Ereditarietà dei caratteri acquisiti

 

Le specie si modificano attraverso la trasmissione dei caratteri acquisiti. Lamarck (1755-1829) è stato uno dei primi studiosi a proporre una teoria dell’evoluzione.

Secondo Lemark le specie viventi non sono immutabili, come si credeva in quel periodo, ma sono soggette a cambiamenti durante il corso delle generazioni. Questi cambiamenti provengono da una “spinta interna”, da un tentativo dell’animale di adattarsi all’ambiente circostante.
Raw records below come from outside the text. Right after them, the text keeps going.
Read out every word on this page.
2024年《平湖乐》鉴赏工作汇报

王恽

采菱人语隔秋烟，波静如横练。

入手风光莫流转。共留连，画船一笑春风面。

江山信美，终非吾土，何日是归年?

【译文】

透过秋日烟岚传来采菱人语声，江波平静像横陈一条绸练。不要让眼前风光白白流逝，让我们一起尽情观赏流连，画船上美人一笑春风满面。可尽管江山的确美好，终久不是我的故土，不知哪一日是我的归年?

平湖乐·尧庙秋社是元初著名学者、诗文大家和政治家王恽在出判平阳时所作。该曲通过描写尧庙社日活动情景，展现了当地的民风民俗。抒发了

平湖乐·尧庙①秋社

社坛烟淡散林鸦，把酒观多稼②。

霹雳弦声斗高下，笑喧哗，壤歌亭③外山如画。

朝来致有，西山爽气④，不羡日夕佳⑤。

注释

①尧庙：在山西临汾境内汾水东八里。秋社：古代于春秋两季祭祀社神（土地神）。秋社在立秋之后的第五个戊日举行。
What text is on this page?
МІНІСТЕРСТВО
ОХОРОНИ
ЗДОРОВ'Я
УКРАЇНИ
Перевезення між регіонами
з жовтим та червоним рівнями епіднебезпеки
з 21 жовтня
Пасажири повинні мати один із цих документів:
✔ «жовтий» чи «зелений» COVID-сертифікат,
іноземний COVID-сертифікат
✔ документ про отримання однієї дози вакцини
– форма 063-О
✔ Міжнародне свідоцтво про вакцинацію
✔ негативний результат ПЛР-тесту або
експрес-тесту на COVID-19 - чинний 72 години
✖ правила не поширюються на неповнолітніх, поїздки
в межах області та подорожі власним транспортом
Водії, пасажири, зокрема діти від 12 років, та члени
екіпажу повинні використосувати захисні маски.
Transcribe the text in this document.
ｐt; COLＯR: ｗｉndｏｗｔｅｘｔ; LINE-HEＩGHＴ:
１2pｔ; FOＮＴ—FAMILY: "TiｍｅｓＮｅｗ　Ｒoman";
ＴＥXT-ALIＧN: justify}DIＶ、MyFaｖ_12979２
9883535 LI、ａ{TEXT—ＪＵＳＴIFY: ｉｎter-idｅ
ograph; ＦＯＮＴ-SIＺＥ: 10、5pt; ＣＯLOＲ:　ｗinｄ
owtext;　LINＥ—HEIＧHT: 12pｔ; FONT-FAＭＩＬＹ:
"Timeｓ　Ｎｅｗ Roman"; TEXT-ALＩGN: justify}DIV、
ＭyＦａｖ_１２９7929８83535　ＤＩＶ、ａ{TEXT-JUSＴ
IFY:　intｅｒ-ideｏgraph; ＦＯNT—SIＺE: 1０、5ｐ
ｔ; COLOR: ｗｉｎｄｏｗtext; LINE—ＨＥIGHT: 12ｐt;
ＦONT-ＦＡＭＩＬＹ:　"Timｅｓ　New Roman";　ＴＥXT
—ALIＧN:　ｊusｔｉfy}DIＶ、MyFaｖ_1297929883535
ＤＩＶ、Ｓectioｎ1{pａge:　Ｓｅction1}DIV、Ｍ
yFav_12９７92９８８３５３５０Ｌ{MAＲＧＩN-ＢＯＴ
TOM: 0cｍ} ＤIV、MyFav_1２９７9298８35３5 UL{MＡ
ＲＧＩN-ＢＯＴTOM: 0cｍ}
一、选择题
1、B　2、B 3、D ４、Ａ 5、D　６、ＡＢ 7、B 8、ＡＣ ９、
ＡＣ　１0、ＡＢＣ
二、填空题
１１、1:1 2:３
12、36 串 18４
Questa spinta produce dei cambiamenti nell’animale, ed i caratteri così modificati vengono passati alle generazioni future. Fino a quando, a furia di continui piccoli adattamenti otteniamo una specie completamente diversa da quella di partenza.

L’esempio classico è quello della giraffa. Le giraffe, secondo la Lamark hanno un collo così lungo perchè, di generazione in generazione, le giraffe hanno cercato di allungare sempre di più il collo per raggiungere le foglie più alte degli alberi.

Una giraffa che cerca di allungare il collo e ne aumenta di poco la lunghezza, trasmette per via ereditaria un collo più lungo ai suoi figli.

Ora, grazie alla genetica sappiamo che non funziona così. Il patrimonio genetico non si modifica a seconda dell’esperienza del singolo individuo.

In ogni caso, per l’epoca la teoria di Lamarck, che qui ho semplificato molto, è stata una vera innovazione. Lo stesso Darwin era convinto dell’ereditarietà dei caratteri acquisiti, e molto probabilmente, il pensiero evolutivo di Darwin è stato influenzato dalla teoria di Lamarck.